Convergence: Measures how quickly and effectively the agent converges to the optimal policy. A model is considered successful when the learning curve flattens and the agent reaches near-optimal behavior.

Limitation: Convergence time can be long, especially in complex environments.
Exploration vs. Exploitation: Tracks how well the agent balances exploring new actions and exploiting known actions to maximize rewards. An optimal agent explores enough to discover better strategies but also exploits learned strategies for high rewards.

Limitation: It can be difficult to tune the exploration/exploitation balance effectively.

Success Rate: The percentage of episodes where the agent reaches the goal or successfully navigates the maze.

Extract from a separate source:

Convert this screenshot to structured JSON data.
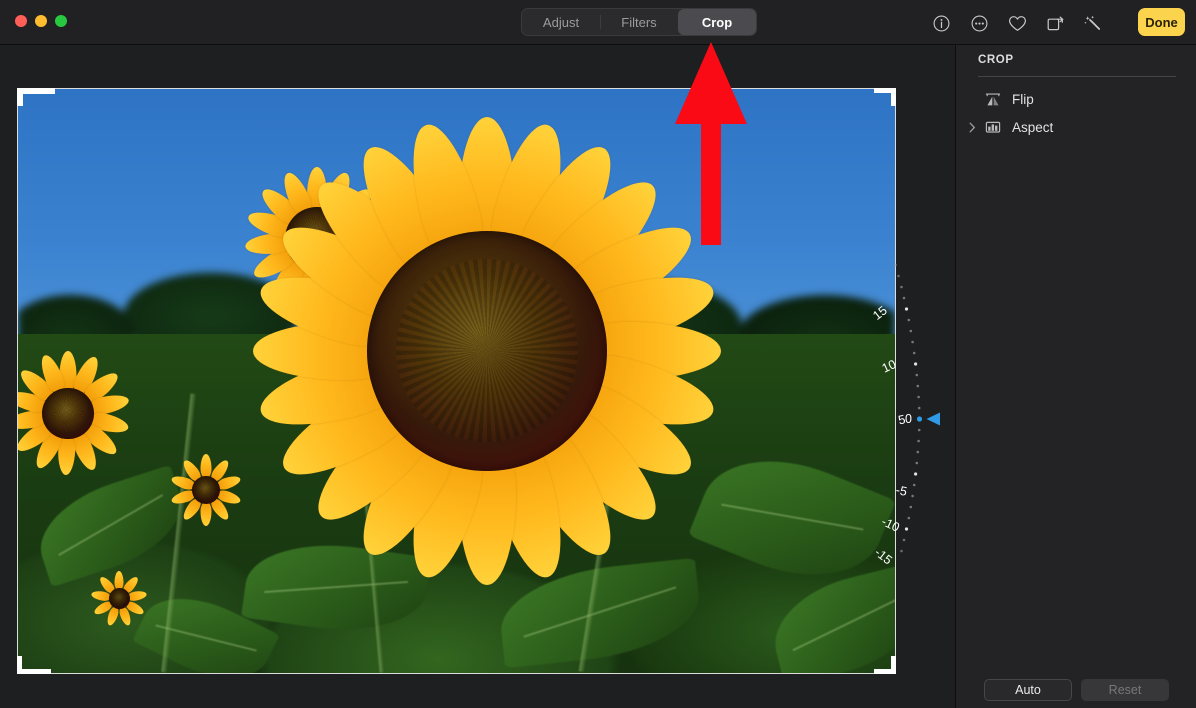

Limitation: In some cases, success might be defined differently (e.g., the shortest path rather than reaching the goal).

Methods:

Learning Curves: Track the agent’s cumulative reward or success rate over time to evaluate its improvement.

Policy Evaluation: Evaluate the learned policy (action-selection strategy) by simulating episodes and calculating performance metrics.

Challenges:

Sample Efficiency: Reinforcement learning often requires a lot of training data and interactions, making it computationally expensive.

Exploration-Exploitation Trade-Off: It’s challenging to fine-tune this balance, and poor exploration can lead to suboptimal policies.

Stochasticity: Environments with randomness can make performance evaluation harder, as the agent may not behave consistently in every episode.